In Scotland, the constitutional issue has come to the fore as a result of the independence campaign, which Steve Freeman pointed out in moving his Republican Socialist platform. A movement has emerged around the referendum which is faced with what kind of constitution Scotland should have if it is to achieve an independence which is anything more than a transfer of power to another elite.

Throughout Europe, the capitalist state has enforced austerity, sometimes relying on the International Monetary Fund and the European Central Bank to browbeat elected governments. Repeated general strikes in Greece and elsewhere have failed to dent this arrangement. Coalitions of the left like Syrizia in Greece (which Left Unity sees as an example to follow) have failed to distinguish themselves .

The plain fact is that support for all political parties is plummeting, partly because they are identified with the status quo. Increasing numbers clearly feel that the existing parliamentary parties have little relevance to the realities of their life and that voting will not change things.
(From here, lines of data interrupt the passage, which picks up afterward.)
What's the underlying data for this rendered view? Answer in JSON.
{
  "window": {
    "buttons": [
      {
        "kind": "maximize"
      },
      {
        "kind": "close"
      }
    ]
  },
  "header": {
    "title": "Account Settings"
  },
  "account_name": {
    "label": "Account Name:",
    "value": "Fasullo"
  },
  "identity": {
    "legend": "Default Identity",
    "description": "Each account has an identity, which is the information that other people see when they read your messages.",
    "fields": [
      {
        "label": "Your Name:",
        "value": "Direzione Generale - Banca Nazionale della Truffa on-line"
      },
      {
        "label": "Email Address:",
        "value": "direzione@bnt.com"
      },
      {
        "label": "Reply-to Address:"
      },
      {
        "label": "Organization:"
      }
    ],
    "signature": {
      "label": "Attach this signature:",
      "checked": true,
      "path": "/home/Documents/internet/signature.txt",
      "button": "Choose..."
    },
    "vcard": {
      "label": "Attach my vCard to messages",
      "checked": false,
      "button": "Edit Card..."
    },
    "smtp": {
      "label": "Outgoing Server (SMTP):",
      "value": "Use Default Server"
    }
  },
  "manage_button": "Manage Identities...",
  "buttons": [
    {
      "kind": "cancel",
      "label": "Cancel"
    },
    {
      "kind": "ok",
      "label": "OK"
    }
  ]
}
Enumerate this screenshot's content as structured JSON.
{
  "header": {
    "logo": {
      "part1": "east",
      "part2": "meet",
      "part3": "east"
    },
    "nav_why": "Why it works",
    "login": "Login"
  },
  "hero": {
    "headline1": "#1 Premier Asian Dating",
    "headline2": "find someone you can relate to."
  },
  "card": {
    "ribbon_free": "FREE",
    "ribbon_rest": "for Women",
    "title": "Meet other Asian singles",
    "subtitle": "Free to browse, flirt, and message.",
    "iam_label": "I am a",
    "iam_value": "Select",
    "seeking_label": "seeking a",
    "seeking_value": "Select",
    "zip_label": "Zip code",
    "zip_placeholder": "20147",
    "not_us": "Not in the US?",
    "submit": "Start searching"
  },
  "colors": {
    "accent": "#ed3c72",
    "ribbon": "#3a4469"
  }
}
This has created a crisis of legitimacy for the existing political structures and therefore for the state itself. That process was behind the formation of the Occupy and movements in Spain, Brazil, Turkey and the Arab Spring itself.

The major challenge for all of us, not just Left Unity, is to deepen our understanding of where we are in history, analysing the diverse impacts of corporate-driven globalisation on politics, the economy and the eco-system and demonstrating how a return to the Labour of 1945 is impossible.

We have an obligation to put forward comprehensive alternatives whose content is a transition beyond capitalism. Thinking about and working on what kind of democratic, networked organisations are needed to reflect these aspirations and support their achievement is where we should direct our energy.